Lines and Colors art blog

Eye Candy for Today: Jan van Huysum still life

Fruit Piece, Jan van Huysu, highly detailed 18th century Dutch still life
Fruit Piece, Jan van Huysum

The link is to a zoomable version on Google Art Project; there is a large (14mb) downloadable image on Wikimedia Commons; the original is in the Getty Museum, which also has a zoomable image, as well as a large (18mb) downloadable image.

Even among the highly detailed and superbly rendered still life compositions of his contemporaries, I find the work of 18th century Dutch painter Jan van Huysum extraordinary.

There is a richness of tactile reality and a physical presence in his work that bears witness to his insistence on painting from life, often delaying the progress of a painting until certain flowers were in bloom.

He’s taken the practice of including insects in still life paintings to another level, not only including multiple examples, but studying them with the eye of an entomologist, and his plant forms with with an accuracy that would stun most botanical artists.

It’s not the detail itself that impresses me, however — that’s seldom satisfying on its own — it’s the way Van Huysum has incorporated that level of keen observation and intricate rendering with the artistic goals of a harmonious, dramatic composition. His control of color, texture, and in particular, value, is a joy to behold.

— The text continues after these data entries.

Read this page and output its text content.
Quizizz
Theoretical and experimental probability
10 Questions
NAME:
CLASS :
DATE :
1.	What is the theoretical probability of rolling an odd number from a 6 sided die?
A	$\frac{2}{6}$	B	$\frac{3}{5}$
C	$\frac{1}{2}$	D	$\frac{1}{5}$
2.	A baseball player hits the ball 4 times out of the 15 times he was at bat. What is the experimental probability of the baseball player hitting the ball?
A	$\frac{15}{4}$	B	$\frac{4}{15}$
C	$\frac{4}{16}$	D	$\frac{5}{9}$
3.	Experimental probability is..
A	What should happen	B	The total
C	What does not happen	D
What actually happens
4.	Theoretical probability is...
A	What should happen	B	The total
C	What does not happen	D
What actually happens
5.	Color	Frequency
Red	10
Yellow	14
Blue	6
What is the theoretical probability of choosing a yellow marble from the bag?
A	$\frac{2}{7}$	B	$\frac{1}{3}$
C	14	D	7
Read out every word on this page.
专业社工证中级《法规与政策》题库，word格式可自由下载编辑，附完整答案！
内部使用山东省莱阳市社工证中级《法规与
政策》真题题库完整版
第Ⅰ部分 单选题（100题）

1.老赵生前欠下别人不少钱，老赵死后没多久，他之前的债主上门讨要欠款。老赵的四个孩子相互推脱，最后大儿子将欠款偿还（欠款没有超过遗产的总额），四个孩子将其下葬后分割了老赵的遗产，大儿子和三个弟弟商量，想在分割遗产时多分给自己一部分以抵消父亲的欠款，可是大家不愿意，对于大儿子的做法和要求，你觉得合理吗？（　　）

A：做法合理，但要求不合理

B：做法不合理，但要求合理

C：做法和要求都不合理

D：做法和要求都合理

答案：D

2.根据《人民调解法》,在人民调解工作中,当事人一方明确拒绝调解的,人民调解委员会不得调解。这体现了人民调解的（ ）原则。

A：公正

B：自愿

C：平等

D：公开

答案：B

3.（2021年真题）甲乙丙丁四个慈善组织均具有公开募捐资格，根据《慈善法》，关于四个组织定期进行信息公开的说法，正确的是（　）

The painting involves you in levels, inviting you further and further into the depths of the artist’s fascination with the visual splendor of nature at a small scale.

Fruit Piece, Google Art Project

Comments

2 responses to “Eye Candy for Today: Jan van Huysum still life”

  1. John kaay Avatar
    John kaay

    Absolutely incredible!
    He must have painted this over the course of at least a year.
    He has Irises (spring), peaches and raspberries (early summer), grapes and currants, (late summer), pomegranates and walnuts in the husk, (fall or winter).

    1. My understanding is that he used glazes, which have to dry between applications, sometimes for weeks, so it’s not surprising that he might have worked on a series of canvasses over extended periods.